On Wednesday, June 20, two UN Special Rapporteurs called for better protection for journalists during the Human Rights Council meeting in Geneva, Switzerland, reported the news site Rfi.

The UN Special Rapporteur for Freedom of Expression, Frank La Rue, and Christof Heyns, Special Rapporteur on extrajudicial killings, presented reports criticizing the lack of political will to enforce existing laws protecting the practice of journalism and to reduce impunity, according to the organization Press Emblem Campaign. They also called for the creation of a declaration for the protection of journalists that would be similar to the Declaration on Human Rights Defenders.

The international organization is waiting on the approval of a UN Plan of Action on the Safety of Journalists and the Issue of Impunity , which has been in negotiation for about two years, and was blocked by Brazil, Cuba, Venezuela, India, and Pakistan. Coincidentally, these are some of the countries with the worst rates of impunity and violence against journalists.

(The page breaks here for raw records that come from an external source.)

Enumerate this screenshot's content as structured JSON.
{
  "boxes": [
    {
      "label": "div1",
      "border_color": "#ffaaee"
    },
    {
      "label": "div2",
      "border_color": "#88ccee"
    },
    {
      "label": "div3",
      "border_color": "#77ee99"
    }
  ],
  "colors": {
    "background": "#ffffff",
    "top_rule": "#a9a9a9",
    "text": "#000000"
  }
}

The urgent need for journalists' safety can be measured in numbers. According to the Swiss news agency ATS, during the first five months of 2012, 65 media professionals died worldwide, which is 50 percent more than the same period last year, which makes one journalist killed every five days, reported the news agency AFP.

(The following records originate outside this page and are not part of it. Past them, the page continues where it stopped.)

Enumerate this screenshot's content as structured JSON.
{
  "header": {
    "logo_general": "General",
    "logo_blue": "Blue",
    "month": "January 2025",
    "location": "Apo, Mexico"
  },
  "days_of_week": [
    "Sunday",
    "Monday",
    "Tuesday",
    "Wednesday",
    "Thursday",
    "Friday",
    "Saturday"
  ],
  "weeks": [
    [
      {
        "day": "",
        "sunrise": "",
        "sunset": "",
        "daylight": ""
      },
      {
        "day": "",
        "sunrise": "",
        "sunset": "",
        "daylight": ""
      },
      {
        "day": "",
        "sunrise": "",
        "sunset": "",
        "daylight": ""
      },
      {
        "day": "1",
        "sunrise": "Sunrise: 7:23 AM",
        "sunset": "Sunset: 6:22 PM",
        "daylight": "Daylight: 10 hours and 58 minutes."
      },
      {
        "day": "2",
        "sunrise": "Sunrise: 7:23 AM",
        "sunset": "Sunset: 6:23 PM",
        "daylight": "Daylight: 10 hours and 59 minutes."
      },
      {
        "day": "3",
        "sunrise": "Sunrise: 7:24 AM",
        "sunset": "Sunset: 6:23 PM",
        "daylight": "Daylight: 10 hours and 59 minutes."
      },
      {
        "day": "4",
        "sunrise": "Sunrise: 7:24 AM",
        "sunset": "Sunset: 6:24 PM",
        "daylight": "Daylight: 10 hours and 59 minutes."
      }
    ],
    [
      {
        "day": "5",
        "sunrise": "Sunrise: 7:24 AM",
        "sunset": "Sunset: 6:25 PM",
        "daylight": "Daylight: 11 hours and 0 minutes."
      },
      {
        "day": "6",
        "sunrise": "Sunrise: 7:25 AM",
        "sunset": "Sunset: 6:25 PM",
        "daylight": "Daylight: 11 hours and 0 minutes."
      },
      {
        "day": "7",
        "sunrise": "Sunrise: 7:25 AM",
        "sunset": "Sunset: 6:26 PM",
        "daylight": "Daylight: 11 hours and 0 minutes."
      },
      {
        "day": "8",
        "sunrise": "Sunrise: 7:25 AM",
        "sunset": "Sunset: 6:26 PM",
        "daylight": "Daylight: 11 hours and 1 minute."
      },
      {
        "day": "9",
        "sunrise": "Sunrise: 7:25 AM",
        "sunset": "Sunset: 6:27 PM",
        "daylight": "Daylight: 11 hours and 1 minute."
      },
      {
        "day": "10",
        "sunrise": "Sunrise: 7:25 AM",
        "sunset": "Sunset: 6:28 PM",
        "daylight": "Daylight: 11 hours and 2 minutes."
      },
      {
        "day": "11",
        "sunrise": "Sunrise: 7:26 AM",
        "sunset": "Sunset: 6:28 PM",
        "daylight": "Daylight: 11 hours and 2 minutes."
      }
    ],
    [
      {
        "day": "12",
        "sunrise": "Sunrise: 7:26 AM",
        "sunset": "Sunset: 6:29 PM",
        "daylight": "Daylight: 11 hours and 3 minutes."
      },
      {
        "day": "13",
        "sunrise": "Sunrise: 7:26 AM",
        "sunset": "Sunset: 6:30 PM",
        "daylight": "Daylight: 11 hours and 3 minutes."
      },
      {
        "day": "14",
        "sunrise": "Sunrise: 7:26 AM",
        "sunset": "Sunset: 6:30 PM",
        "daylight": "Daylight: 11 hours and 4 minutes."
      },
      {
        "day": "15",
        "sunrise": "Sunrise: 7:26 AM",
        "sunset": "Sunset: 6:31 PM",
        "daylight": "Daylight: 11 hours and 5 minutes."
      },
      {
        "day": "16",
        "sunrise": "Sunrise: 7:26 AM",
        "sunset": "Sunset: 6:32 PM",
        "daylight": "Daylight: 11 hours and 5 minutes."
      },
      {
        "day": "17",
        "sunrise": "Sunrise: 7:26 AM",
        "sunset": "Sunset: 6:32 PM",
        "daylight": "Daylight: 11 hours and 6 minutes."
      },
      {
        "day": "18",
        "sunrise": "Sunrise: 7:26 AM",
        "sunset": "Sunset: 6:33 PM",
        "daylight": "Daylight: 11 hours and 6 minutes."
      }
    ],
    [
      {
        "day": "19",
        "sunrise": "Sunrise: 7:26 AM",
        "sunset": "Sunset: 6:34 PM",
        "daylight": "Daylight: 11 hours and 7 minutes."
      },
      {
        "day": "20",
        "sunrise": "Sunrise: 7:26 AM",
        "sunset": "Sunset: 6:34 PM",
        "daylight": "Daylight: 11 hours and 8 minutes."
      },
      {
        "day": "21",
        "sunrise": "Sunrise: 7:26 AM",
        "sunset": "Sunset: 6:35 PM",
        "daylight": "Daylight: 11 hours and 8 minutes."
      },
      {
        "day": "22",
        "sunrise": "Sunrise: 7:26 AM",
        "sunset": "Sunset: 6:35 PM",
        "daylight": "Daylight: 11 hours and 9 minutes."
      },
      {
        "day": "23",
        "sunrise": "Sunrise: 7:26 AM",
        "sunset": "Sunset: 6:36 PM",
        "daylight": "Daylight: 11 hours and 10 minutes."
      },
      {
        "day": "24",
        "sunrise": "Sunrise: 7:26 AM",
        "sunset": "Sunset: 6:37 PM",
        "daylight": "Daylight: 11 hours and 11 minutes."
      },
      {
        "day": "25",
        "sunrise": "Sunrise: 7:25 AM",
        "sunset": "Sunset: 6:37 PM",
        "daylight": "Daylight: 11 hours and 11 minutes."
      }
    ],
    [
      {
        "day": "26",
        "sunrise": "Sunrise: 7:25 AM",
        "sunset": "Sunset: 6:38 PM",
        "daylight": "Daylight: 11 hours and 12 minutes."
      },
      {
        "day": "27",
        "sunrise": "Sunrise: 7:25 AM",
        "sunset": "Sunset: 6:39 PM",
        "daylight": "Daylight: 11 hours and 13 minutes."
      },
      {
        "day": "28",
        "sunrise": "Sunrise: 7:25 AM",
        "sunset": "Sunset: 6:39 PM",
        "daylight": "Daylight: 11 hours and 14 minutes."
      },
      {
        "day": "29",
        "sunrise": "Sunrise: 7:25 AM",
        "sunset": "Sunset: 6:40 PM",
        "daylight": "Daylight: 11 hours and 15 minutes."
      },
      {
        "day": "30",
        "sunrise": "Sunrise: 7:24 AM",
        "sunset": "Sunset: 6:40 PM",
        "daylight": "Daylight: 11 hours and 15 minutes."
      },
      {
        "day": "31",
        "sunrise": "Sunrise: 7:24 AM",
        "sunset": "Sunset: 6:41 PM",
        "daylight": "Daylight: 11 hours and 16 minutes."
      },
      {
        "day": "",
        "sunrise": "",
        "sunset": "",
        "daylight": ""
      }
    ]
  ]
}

During the end of April, shortly after the killing of Brazilian journalist Décio Sá, the UN expressed concern with the number of journalists killed in Brazil in 2012.

Sá was the fourth journalist killed in only four months, which makes Brazil the second most dangerous place in Latin America for practicing journalism, behind only Mexico. Between the years 2000 and 2011, 79 Mexican journalists have been killed and 14 gone missing, according to the Opera Mundi. In the last 18 months alone, nine reporters were killed in the Mexican state of Veracruz, considered the most dangerous place in the world for journalists.